On March 31, the U.S. Securities and Exchange Commission (SEC) Office of the Whistleblower posted nine new Notices of Covered Actions (NoCAs). Each NoCA relates to a specific SEC enforcement action and signals that individuals may now submit whistleblower award claims for these actions. Whistleblowers have until June 29, 2021 to apply for an award for these newly posted NoCAs by submitting a completed Form WB-APP to the Office of the Whistleblower.
These recent NoCAs cover a wide variety of corporate fraud and misconduct: they also highlight the numerous types of violations that the SEC rewards whistleblowers for exposing. One NoCA relates to a case in which China-based company Luckin Coffee Inc. agreed to pay $180 million to settle charges of accounting fraud. The SEC alleged that Luckin committed fraud by “materially misstating the company’s revenue, expenses, and net operating loss in an effort to falsely appear to achieve rapid growth and increased profitability and to meet the company’s earnings estimates.”
Another NoCA covers the SEC’s $1.8 million settlement with Winslow, Evans & Crocker, Inc., a Massachusetts-based investment adviser and broker-dealer. The SEC charged the company with breaching its fiduciary duties by charging investors unwarranted fees. A third NoCA relates to offering fraud charges filed by the SEC against a number of individuals involved in the cannabis industry. The SEC alleges that the individuals defrauded investors by falsely promising 100% annual returns on investments.
By posting an NoCA, the SEC is not making any determination that the relevant case was aided by a whistleblower tip. Rather, the SEC posts an NoCA for any enforcement action that results in monetary sanctions exceeding $1 million. However, these NoCAs do showcase the wide variety of enforcement actions which whistleblowers could receive rewards in connection with.
Recently, the SEC has signaled some specific areas it will increase its enforcement efforts in and is actively looking for whistleblowers to come forward with information about violations.
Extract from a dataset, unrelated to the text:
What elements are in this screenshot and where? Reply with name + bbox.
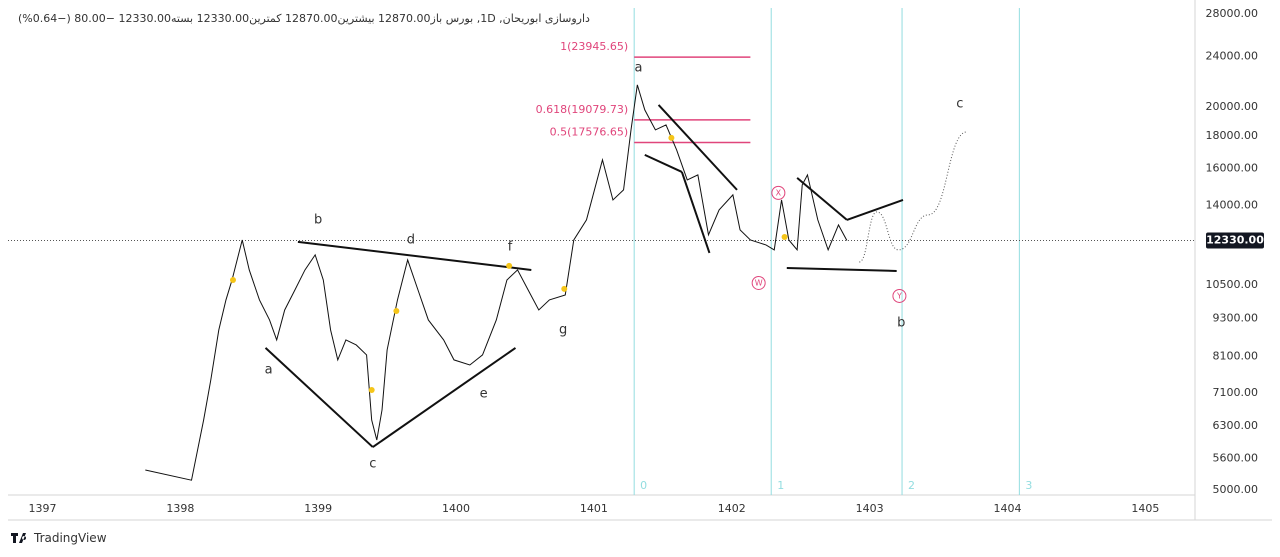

The SEC is increasing its focus on climate and Environmental, Social, and Governance (ESG) issues and is targeting social media manipulation.
Through the SEC Whistleblower Program, qualified whistleblowers, individuals who voluntarily provide the SEC original information that leads to a successful enforcement action, are entitled to a monetary award of 10-30% of funds recovered by the government. According to the SEC, “all payments are made out of an investor protection fund established by Congress that is financed entirely through monetary sanctions paid to the SEC by securities law violators.”
The SEC Whistleblower Program has had a record-setting start to the 2021 fiscal year – setting records for both total monetary amount awarded and the number of individual whistleblowers awarded. Since the fiscal year began on October 1, 2020 the SEC has issued nearly $200 million to 40 whistleblowers. The previous records ($175 million to 39 individuals) were set in the 2020 fiscal year.
Gary Gensler, President Biden’s nominee to be the next chair of the SEC, recently answered questions from Senator Chuck Grassley about how he would oversee the SEC Whistleblower Program. Gensler pledged his support for the program and stated “[i]f confirmed to lead the SEC, I will build on the work of past Chairs to ensure continued strength in the whistleblower program.”